Vringo, a publicly-listed technology company that is famous for “protecting” its intellectual property in the mobile space, today announced it has sued Chinese mobile giant ZTE in the UK for allegedly infringing patents covering cellular network technologies.
The company says that it has filed a lawsuit in the UK High Court of Justice against the UK arm of ZTE, after it decided not to take up the offer of licensing its patents. It alleges that ZTE infringed on EU patents 1,212,919 (Relocation in a communication system); 1,166,589 (Rotating synchronization channel transmission); and 1,808,029 Inter-system hand-over of a mobile terminal operable with a first and second radio access network).
It says that ZTE’s cellular network elements all “fall within the scope of all three patents, and ZTE’s GSM/UMTS multi-mode wireless handsets also fall within the scope of the ’029 patent.”
Interestingly, it appears that Vringo is using the portfolio of 500 patents it recently acquired from Nokia for $22 million in August.
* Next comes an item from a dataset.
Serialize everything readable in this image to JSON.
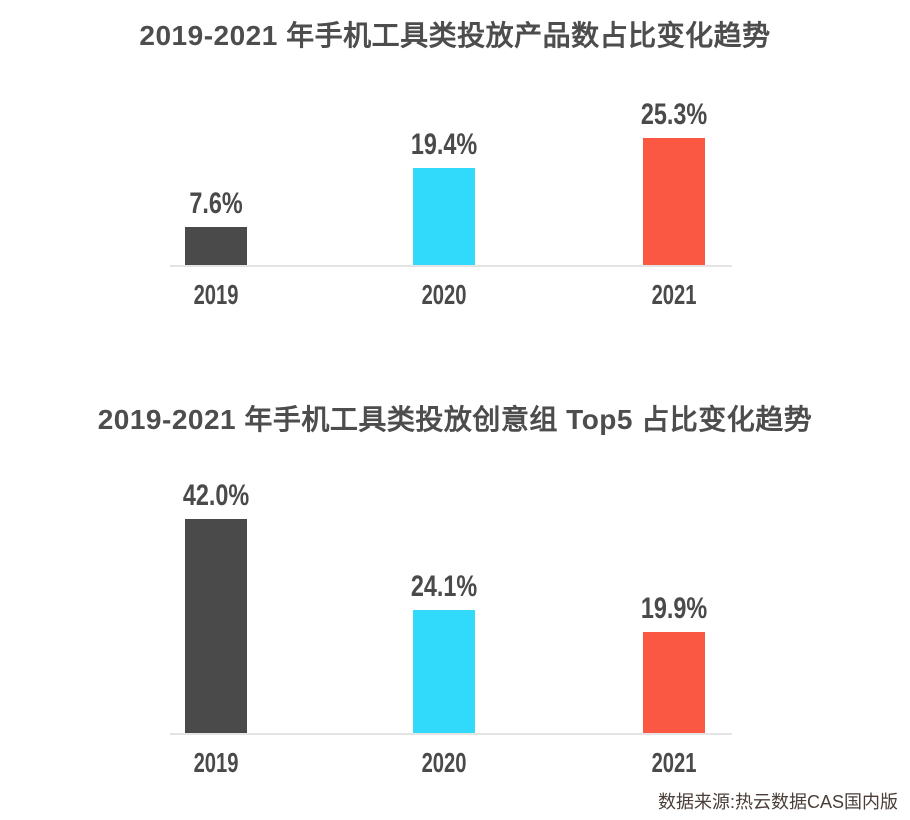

All three of the patents named in the lawsuit are registered to Nokia, which retains a license for its own mobile products.
Vringo’s David L. Cohen, Head of Licensing, Litigation, and Intellectual Property at Vringo explains the reasons behind the suit:
“We believe that ZTE is aware that it requires licenses to all patents that are essential to relevant standards. Further, we believe that ZTE is familiar with systems for declaring patents to standards-setting organizations and the relevant intellectual property rights policies for those organizations, having itself declared hundreds of patents to international standards.”
At the end of September, Vringo sent a letter to ZTE “inviting” the company to license its patents. It warned the company that “if and for as long as ZTE does not make a concrete, binding offer to take a license capable of acceptance by Vringo, which would include a FRAND payment for all past infringement, and which would result in a license to Essential patents on FRAND terms, Vringo will pursue all legal remedies available.”
ZTE appears to have ignored Vringo’s letter, leading to today’s legal filing.